I have a dataset that looks like this (but with more years of data):
dat <- data.frame(date = as.Date(c("2000-01-01","2000-03-31","2000-07-01","2000-09-30",
"2001-01-01","2001-03-31","2001-07-01","2001-09-30")),
value = c(0.8,1,0.2,0,0.7,1,0.2,0))
I would like to choose the first instance that "value" is >= 0.8 for each year.
So for the above dataset, I would expect the output to be a data frame with two rows and two columns:
new_dat <- data.frame(date = as.Date(c("2000-01-01", "2001-03-31")),
value = c(0.8,0.7))
print(new_dat)
I have been trying to accomplish this using dplyr:
dat_grouped <- dat %>%
mutate(year = year(date))%>%
group_by(year) %>%
distinct(value >= 0.8, date = date) #wanted to keep the date column
It gives me TRUE FALSE values for the "value" column, but I can't seem to find a good way to select the first TRUE value. I've tried wrapping distinct() with first() and I've tried piping to which.min(), but neither worked.

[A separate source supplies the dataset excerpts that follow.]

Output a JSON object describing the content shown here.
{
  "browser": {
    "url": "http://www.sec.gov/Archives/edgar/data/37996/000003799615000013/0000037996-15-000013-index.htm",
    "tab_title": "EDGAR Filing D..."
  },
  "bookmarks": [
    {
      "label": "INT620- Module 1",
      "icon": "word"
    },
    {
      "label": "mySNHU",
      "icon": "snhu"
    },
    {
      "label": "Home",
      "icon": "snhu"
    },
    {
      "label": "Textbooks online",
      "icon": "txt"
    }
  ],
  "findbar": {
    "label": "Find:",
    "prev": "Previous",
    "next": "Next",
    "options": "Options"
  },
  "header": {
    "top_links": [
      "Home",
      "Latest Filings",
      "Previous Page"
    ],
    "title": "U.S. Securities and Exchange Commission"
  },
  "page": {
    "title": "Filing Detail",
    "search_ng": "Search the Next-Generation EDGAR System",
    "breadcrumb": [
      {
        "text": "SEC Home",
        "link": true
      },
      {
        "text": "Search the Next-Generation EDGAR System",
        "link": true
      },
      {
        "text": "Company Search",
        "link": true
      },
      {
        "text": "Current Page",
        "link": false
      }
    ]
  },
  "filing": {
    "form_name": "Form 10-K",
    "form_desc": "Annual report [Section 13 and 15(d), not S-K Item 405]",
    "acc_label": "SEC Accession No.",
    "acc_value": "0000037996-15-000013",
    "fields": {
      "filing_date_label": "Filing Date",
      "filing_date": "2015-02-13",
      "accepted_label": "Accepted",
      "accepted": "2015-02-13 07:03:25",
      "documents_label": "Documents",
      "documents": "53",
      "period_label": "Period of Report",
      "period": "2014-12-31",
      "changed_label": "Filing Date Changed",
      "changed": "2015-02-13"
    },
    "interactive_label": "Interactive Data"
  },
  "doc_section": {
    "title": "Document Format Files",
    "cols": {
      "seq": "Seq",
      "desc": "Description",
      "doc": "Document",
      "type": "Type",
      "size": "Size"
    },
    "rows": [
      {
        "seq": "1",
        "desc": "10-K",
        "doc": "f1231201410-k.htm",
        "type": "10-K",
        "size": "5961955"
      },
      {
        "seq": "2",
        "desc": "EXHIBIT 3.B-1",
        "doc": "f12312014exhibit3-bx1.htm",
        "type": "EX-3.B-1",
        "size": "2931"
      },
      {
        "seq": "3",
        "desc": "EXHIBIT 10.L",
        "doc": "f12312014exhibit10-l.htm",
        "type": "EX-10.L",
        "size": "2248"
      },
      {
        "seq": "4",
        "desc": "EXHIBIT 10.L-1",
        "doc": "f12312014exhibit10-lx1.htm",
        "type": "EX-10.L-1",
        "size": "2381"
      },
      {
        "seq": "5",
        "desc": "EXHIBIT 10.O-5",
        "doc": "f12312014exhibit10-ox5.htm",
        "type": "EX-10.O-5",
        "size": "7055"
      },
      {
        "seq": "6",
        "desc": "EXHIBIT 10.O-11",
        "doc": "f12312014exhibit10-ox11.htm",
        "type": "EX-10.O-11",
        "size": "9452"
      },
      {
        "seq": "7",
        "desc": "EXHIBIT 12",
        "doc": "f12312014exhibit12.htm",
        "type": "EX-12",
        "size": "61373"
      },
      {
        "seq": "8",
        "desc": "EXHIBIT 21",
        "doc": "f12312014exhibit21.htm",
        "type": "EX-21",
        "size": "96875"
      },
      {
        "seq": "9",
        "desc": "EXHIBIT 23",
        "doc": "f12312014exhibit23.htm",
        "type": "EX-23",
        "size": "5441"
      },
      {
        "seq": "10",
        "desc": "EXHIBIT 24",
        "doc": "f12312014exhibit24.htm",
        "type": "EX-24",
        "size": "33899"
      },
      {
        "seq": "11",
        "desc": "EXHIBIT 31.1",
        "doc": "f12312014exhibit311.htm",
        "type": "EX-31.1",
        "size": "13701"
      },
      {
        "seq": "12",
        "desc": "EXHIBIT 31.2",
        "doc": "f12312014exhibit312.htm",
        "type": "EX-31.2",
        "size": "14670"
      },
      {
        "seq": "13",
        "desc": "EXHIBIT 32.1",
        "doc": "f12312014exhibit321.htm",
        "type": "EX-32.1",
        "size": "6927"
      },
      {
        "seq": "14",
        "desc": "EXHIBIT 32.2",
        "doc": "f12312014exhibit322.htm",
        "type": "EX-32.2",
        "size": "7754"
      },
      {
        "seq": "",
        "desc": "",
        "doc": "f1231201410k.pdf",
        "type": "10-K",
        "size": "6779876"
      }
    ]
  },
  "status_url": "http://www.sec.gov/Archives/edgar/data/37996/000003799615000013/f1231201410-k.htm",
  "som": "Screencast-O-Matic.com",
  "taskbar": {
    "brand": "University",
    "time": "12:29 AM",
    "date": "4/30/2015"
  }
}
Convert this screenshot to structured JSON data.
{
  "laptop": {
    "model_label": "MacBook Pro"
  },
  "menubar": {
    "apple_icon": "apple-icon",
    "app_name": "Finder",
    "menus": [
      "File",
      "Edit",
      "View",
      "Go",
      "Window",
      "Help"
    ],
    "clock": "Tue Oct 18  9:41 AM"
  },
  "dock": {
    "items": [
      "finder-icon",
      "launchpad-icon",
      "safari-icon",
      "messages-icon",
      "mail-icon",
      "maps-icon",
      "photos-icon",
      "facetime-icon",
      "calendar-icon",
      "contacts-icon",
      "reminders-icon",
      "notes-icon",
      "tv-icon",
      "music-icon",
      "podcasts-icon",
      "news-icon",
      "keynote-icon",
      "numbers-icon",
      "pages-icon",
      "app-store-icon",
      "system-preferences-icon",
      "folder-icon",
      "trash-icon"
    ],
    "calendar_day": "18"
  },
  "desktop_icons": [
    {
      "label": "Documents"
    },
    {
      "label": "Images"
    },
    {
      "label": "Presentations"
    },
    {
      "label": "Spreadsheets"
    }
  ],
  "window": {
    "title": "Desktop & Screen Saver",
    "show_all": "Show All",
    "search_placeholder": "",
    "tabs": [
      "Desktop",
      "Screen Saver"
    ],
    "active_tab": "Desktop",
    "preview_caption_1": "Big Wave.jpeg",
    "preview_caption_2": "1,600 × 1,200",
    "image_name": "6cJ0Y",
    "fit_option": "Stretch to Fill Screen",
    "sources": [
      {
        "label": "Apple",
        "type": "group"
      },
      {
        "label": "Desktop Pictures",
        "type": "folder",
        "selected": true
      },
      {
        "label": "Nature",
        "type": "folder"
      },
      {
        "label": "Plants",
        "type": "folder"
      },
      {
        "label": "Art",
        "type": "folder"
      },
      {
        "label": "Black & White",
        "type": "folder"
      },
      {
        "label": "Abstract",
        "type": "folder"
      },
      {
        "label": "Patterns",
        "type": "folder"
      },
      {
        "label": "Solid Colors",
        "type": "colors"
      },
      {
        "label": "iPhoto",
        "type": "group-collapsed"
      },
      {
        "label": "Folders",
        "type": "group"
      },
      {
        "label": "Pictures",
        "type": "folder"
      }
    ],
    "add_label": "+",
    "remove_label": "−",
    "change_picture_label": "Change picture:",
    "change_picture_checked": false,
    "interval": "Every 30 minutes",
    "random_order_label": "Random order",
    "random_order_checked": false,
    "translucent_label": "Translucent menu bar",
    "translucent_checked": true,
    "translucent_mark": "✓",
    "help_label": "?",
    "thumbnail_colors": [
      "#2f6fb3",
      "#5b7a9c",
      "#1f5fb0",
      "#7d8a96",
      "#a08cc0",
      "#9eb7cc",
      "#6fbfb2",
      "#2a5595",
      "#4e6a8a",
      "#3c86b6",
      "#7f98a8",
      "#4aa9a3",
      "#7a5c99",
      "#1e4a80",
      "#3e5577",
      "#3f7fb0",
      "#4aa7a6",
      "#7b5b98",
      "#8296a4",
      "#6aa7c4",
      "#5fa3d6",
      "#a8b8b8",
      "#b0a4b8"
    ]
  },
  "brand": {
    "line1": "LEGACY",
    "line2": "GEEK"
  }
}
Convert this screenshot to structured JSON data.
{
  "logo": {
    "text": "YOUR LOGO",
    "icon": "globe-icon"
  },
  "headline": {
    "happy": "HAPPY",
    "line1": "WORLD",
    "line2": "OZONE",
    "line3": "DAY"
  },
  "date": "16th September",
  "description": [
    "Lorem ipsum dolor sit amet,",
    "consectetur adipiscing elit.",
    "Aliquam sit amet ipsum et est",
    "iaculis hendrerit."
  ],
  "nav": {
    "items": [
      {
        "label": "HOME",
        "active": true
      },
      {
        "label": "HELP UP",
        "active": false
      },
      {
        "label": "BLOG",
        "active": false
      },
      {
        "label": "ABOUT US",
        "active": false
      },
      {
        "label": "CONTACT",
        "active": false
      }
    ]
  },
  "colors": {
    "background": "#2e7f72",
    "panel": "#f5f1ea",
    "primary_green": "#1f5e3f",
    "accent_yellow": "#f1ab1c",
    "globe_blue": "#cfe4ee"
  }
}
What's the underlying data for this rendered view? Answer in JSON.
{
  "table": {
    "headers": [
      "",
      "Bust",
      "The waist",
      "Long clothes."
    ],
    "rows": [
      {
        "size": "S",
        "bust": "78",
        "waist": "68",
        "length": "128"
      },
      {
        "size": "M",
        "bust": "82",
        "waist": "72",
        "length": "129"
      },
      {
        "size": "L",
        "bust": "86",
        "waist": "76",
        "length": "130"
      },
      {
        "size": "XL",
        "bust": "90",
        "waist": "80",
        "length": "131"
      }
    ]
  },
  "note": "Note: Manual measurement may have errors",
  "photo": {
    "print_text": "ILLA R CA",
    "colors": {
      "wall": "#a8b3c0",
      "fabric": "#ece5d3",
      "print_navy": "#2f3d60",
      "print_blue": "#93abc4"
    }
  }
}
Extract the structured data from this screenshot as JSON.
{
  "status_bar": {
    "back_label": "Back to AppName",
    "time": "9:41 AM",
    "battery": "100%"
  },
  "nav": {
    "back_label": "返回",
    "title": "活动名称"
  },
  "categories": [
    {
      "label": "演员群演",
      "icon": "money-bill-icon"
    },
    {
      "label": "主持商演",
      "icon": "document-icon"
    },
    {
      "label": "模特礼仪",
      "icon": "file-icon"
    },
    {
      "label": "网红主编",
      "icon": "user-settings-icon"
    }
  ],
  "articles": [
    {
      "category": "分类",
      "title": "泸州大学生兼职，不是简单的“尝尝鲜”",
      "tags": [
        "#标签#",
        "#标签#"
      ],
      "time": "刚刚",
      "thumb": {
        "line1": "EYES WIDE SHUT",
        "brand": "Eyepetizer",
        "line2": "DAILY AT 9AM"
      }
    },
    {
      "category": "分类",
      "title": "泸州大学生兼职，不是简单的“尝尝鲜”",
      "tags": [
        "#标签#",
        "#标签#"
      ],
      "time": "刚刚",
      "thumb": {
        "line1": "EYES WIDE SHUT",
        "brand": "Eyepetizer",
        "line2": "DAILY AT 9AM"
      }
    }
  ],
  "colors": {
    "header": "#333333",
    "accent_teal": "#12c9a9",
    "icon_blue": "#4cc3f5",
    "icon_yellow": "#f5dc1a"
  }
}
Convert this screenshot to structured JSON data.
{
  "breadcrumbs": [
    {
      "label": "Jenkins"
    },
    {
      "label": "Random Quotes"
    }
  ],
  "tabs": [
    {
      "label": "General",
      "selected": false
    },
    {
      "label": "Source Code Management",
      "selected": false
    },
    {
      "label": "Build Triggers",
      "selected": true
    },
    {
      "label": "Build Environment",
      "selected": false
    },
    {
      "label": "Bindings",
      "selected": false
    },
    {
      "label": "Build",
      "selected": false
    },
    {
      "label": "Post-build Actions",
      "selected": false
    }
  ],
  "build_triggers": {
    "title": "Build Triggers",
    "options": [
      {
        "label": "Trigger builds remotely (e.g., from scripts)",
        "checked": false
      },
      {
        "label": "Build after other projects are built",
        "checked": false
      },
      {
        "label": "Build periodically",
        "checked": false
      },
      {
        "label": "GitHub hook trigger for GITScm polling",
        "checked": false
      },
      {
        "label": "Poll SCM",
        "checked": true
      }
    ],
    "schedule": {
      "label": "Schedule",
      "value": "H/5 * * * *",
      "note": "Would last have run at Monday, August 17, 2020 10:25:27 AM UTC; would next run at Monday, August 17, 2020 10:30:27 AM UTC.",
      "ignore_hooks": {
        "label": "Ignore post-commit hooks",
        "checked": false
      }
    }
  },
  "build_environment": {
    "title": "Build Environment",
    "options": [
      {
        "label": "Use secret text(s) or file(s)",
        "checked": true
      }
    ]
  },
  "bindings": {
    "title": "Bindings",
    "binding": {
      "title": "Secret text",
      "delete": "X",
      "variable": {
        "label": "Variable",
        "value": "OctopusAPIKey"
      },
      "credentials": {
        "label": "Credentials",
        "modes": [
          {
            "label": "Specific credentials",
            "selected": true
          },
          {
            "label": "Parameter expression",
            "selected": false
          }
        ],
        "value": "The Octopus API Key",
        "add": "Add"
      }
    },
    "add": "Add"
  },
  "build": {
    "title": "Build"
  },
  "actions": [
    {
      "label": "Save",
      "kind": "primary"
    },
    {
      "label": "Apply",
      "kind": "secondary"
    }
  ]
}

I found this entry, but I was hoping for a tidy solution. I'm also having an issue adapting that code to my dataset. I get " Error in apply(x, 2, my.first) : dim(X) must have a positive length "
I would also like to perform the same request but for the first occasion that value <= 0.2. But I assume it would be the same process with a different logical request. Perhaps the logical operator is not the way to go?
Any suggestions are greatly appreciated. Thank you.